The fourteenth iteration of the [a]list summit kicked off Thursday at the InterContinental Hotel in Los Angeles with some valuable advice for brands hoping to connect in meaningful ways with a young, engaged audience through competitive gaming.

Activision Blizzard’s recent partnership with Facebook is a prime example of how brands can gauge engagement through spending not money, but time. After all, it was recently reported that gamers spent more time playing Overwatch than the whole world spent on Facebook. Being able to stream this game across the most-popular social network is therefore beneficial to both parties.

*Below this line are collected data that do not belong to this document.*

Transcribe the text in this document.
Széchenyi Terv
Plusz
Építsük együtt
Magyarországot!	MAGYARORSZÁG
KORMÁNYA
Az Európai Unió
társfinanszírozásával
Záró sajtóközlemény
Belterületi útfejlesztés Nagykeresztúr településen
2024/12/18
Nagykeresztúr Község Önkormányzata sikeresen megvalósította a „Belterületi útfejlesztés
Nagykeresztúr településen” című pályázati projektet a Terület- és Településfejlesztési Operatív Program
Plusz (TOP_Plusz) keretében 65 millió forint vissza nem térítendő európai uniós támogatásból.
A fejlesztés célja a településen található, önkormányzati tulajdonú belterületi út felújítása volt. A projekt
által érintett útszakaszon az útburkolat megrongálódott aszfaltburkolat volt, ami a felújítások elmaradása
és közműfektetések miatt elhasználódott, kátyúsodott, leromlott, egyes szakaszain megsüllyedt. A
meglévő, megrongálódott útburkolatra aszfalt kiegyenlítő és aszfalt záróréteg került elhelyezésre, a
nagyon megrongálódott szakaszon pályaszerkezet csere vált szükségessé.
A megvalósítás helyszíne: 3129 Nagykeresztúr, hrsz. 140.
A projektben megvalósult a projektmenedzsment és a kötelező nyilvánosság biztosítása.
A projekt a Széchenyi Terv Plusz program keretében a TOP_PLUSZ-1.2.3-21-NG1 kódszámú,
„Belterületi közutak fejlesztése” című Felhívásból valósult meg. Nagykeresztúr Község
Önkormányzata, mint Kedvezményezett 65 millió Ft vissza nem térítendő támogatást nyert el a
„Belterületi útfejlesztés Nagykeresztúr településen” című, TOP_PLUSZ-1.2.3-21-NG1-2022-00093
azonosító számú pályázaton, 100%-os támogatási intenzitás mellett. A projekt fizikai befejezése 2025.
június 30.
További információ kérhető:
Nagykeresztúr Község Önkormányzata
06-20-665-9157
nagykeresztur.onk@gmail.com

“There’s some incredible time spent with your brand,” explained Chris Younger, Ayzenberg’s director of strategy, “and we’re not talking seconds here on a billboard, or an ad. We’re talking minutes [and] hours being spent within the category of competitive gaming.”

Steven Roberts, executive chairman of eSports at ESL, the largest eSports company in the world that is not a video game publisher, leads a production team that totals around 20,000 hours of live content across six studios around the world.

“Ensure that when you enter eSports with your brand, that it’s authentic, and it’s real and it’s something that the community embraces,” Roberts said.

Super League Gaming creates amateur eSports leagues around the country, bringing competitive gamers together across multiple genders and age groups. These non-professional players are what the company’s CEO and chairman Ann Hand calls “the base of the pyramid.”

Super League Gaming partners with movie theaters to transform otherwise empty venues into lively video game arenas.

Riot Games, whose world-leading title League of Legends is a wildly popular game for eSports competitions, partnered with the brand to bring communities together in entirely new ways.

“We can bring something that their community has been asking for,” Hand said about the partnership. “[The community has been] wanting that way, to physically, socially connect and deeply engage.”

There are tremendous opportunities for brands to engage with gamers both casual and hardcore.